MERAJI: Are you also finding that those who identify as black are maybe second generation and that those who identify as Afro-Latino are either immigrants themselves or maybe first generation?

CUEVAS: Latinos who are more likely to identify as black are those who are younger than the age of 25. Their identity, their racial identity, is being shaped in such an early age, and this movement of, you know, appreciating your black identity and your Africanness is really shaping a younger generation of Dominicans.

MERAJI: But yet, you're saying that the health outcomes are worse if they identify with being black.

CUEVAS: Right because perhaps they're more likely to, you know, perceive now more discrimination. You know, it's kind of like biting the apple. Now that you identify strongly or just simply identify as black, you're beginning to look around you and identify some of the injustice that not only Latinos but Afro-Latinos experience in the United States.

MERAJI: Big, big thanks to Adolfo Cuevas for talking about his work with us. Obviously, Gene, there's so much more research that needs to happen to determine the physical and psychological effects of racism on the health of the Afro-Latinx people in the United States.

DEMBY: Right. And it'll be interesting to see, like, what the long-term economic outlooks are for people who identify as Afro-Latinx.

MERAJI: I agree. Social scientists, get to work.

DEMBY: Yeah.

MERAJI: Economists.

DEMBY: Dr. Cuevas, we're going to be following you at the soca (ph) - Psychosocial Determinants of Health Lab at Tufts.

MERAJI: (Laughter) Say that again.

DEMBY: Psychosocial Determinants of Health Lab at Tufts. Psychosocial Determinants of Health Lab at Tufts. Psychosocial Determinants of Health Lab at Tufts.

MERAJI: All right. All right.

DEMBY: All right, sorry.

MERAJI: Back to Amara La Negra. She definitely thinks more positive media representation can help with all this. She just signed a big record deal. She's got a doll collection in the works. She told me she's working on some TV and film projects, and she just dropped her new crossover single, "Insecure."


AMARA LA NEGRA: (Singing) You say I'm loca, crazy, said I've been trippin' lately. I wanna know, baby, does that make me insecure, mi amore?

MERAJI: That's the song giving us life this week.

DEMBY: And that's our show. You can follow us on Twitter. We're @nprcodeswitch. We want to hear from you as always.
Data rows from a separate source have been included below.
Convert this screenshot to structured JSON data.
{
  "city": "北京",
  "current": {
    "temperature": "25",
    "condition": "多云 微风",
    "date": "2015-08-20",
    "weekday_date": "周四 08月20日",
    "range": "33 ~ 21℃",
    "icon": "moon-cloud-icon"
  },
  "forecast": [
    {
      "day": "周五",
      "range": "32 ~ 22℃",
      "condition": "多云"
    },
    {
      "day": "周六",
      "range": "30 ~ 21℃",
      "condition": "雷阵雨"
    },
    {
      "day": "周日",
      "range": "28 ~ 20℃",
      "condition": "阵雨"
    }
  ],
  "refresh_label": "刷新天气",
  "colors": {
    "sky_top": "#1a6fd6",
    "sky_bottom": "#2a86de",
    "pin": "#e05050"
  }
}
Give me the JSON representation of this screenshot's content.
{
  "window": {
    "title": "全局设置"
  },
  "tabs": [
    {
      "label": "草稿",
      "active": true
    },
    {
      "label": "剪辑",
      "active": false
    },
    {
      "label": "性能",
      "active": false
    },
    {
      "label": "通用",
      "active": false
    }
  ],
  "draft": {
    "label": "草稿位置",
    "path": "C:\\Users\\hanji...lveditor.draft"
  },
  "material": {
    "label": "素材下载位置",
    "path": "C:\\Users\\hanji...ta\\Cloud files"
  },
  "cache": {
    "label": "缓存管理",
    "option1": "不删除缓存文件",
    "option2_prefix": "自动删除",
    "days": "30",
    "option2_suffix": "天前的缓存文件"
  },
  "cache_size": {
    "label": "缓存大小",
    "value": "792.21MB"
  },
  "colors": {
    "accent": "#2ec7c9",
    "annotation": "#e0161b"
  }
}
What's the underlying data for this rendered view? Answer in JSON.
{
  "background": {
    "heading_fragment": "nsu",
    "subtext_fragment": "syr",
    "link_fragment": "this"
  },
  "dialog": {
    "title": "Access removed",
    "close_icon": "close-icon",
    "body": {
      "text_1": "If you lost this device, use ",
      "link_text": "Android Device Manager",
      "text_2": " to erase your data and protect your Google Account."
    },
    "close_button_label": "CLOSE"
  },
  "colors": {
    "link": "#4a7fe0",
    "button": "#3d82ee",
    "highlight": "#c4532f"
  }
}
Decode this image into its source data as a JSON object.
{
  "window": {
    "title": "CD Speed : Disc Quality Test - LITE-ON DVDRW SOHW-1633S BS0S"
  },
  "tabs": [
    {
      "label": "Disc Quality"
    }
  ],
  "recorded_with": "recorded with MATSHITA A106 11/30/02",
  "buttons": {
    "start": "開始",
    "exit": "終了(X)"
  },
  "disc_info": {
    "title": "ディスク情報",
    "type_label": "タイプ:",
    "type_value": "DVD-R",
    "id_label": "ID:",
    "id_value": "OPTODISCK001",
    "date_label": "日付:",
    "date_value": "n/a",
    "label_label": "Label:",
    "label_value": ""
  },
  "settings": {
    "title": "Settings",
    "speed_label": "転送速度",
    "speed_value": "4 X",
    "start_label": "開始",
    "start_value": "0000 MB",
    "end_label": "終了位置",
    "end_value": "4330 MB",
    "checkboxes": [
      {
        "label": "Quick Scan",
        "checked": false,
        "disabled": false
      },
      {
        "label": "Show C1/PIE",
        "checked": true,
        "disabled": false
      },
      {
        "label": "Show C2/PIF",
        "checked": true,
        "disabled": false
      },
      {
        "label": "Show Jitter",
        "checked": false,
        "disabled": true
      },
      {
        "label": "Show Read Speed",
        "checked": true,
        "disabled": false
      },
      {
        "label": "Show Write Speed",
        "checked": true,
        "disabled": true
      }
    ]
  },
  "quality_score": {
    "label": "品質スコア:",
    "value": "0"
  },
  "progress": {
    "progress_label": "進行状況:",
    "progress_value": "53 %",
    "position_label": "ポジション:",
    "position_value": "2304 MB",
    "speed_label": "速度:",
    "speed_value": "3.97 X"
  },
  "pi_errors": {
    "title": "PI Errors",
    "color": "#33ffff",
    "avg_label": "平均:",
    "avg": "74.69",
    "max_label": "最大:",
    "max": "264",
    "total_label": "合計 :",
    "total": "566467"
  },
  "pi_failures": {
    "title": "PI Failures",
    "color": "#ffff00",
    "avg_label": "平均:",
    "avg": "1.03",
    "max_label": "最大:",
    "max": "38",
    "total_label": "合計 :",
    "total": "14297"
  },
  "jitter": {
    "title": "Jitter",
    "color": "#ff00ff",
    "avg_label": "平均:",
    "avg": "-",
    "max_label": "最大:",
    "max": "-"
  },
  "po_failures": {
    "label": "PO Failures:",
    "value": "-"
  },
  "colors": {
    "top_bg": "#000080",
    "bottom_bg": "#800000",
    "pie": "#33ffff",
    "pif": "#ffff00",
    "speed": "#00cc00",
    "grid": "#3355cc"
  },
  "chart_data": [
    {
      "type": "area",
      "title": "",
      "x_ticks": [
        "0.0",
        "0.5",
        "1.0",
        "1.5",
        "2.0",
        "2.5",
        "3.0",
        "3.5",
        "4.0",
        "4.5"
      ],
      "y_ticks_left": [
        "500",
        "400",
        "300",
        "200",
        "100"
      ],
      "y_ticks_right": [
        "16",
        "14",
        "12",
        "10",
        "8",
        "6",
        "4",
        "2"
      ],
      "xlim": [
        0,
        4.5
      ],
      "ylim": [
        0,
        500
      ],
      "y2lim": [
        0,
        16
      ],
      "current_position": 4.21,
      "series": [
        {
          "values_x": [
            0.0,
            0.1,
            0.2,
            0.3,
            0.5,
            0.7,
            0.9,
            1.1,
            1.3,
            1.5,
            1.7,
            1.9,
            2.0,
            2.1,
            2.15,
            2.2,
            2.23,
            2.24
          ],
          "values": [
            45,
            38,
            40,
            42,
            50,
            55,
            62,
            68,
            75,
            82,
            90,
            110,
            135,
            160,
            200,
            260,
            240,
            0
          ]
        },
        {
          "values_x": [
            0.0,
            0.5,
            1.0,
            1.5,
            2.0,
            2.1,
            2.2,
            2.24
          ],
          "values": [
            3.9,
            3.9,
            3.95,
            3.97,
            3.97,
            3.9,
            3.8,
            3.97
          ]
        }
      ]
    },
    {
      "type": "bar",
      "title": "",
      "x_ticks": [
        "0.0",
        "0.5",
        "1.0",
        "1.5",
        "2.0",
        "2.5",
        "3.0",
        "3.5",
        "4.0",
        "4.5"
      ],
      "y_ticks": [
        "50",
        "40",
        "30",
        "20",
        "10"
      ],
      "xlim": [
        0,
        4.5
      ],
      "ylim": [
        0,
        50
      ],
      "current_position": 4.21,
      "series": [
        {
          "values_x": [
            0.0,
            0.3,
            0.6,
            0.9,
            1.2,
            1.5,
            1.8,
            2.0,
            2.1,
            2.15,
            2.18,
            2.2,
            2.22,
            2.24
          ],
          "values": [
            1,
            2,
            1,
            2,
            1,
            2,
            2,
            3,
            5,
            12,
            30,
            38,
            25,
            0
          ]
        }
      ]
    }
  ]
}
Our email is Subscribe to the podcast wherever fine podcasts can be found or streamed.

MERAJI: Sami Yenigun, Leah Donnella and I produced this episode. It was edited by Sami Yenigun.

DEMBY: Shoutout to the rest of the CODE SWITCH fam - Steve Drummond, Karen Grigsby Bates, Walter Ray Watson, Adrian Florido, Maria Paz Gutierrez and Kat Chow.

MERAJI: Our intern is Kumari Devarajan.

DEMBY: K-Dev (ph). I'm Gene Demby.

MERAJI: And I'm Shereen Marisol Meraji.

DEMBY: Be easy.



AMARA LA NEGRA: (Singing) Till I up and leave.

MERAJI: Is there anything that I'm missing that you want to say?

AMARA LA NEGRA: Mommy - Mommy, I love you so much. Thank you. I can't wait to go home and give you a hug. I miss you so much. OK (laughter).